Trojan Horses and Viruses

Trojan Horses and Viruses

Copyright(c) Management Analytics, 1995 - All Rights Reserved

Copyright(c), 1990, 1995 Dr. Frederick B. Cohen - All Rights Reserved

Problem:

Trojan horses in the search path are very easy to implement in UNIX, primarily because of the search mechanism used to find an executable program. Each directory in the path is examined for each program called. If a Trojan horse appears earlier in the path than the desired program, the Trojan horse is run instead of the legitimate program. A programmer can easily design the Trojan horse so that the legitimate program is executed after the Trojan horse, and thus hide the new function from the unsuspecting user.

Prevention:

Trojan horses can be prevented by sound change control (a system which controls the programs entering the environment), but this doesn't work well under UNIX because users tend to make changes and use programs belonging to other users.

Detection:

Trojan horses placed in the path can be detected by integrity shells, which can automatically and transparently prevent running this sort of Trojan horse.

Cure:

Once a Trojan horse in the path is found, it is usually easy to remove by deleting the offending program and (if appropriate) replacing it with a clean copy. You should also try to find the user who placed the Trojan horse (perhaps by looking at the owner of the file). Be careful, it is easy to use a Trojan horse to forge another user's Uid on a second Trojan horse, and thus misdirect the defender.

Problem:

Trojan horses can also be used to spoof terminal login sessions. The attacker need only simulate the normal login sequence (which can be done in a few lines in Sh) and save a copy of the Uid and password in a file.

Prevention:

Spoofing like this can be prevented by providing a `secure' path between the user and the operating system, but no such facility is normally provided with UNIX.

Detection:

To detect spoofing, you can look for terminals without users on them which have processes active. Another common detection method is to look for processes on terminals that haven't had any IO for a long period of time (although this is inappropriate in some environments.

Cure:

Eliminating a spoofing program of this sort involves killing the process currently spoofing a login, identifying the perpetrator, and acting appropriately to prevent further attacks.

Problem:

Viruses can be used to spread an attack throughout a system or network. A virus works by replicating inside programs. Each `infected' program then spreads the virus further. The UNIX protection mechanisms are inadequate for virus defense.

Prevention:

Viruses cannot be completely prevented under UNIX or any other modern operating system except by eliminating sharing, or eliminating programming. This is almost never feasible in a modern UNIX system.

Detection:

Viruses can reliably be detected by using an integrity shell instead of the normal UNIX shell. Integrity shells for UNIX have been in use for several years, and work transparently to the normal user.

Cure:

Viruses are best cured with on-line backups which automate the restoration of corrupted information under an integrity shell. Off-line backups are also effective in many cases, as long as good detection is in place. Without good detection, backups are ineffective against viruses.

Problem:

Trojan horses can often be placed in libraries or other commonly used areas.

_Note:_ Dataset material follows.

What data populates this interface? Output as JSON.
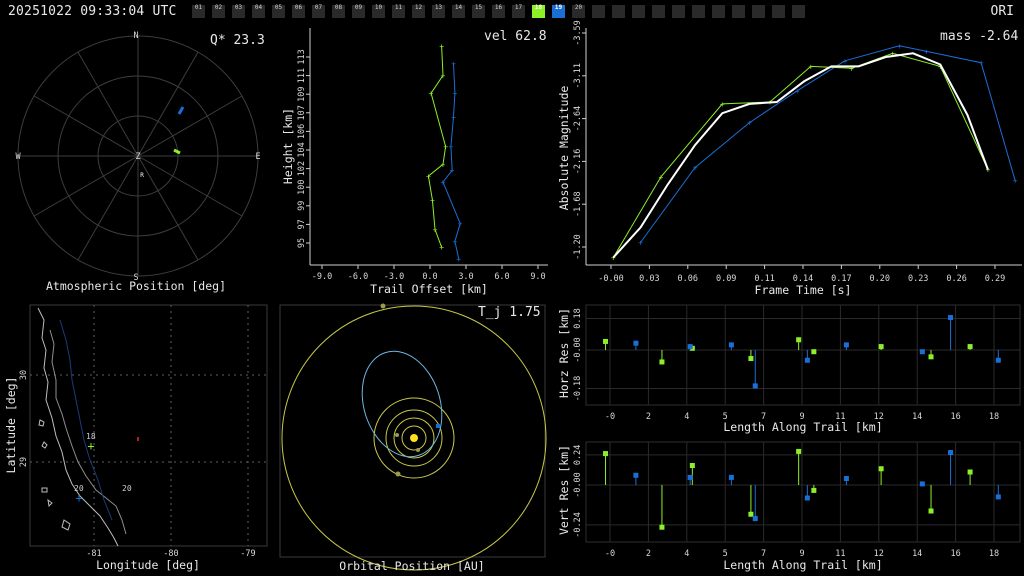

By placing a Trojan horse in a library, it gets incorporated with legitimate programs compiled by other users.

Prevention:

Publicly accessible common use libraries should not be permitted in most computing environments. A better approach is to use sound change control and have a library administrator who is in charge of examining source code and compiling all information placed in libraries.

Detection:

There is no sound way to detect a Trojan horse in a library file except by examining every instruction in the file.

Cure:

Once detected, libraries can usually be cleaned by replacing all of the corrupt files with legitimate copies. Without good detection, cure is infeasible.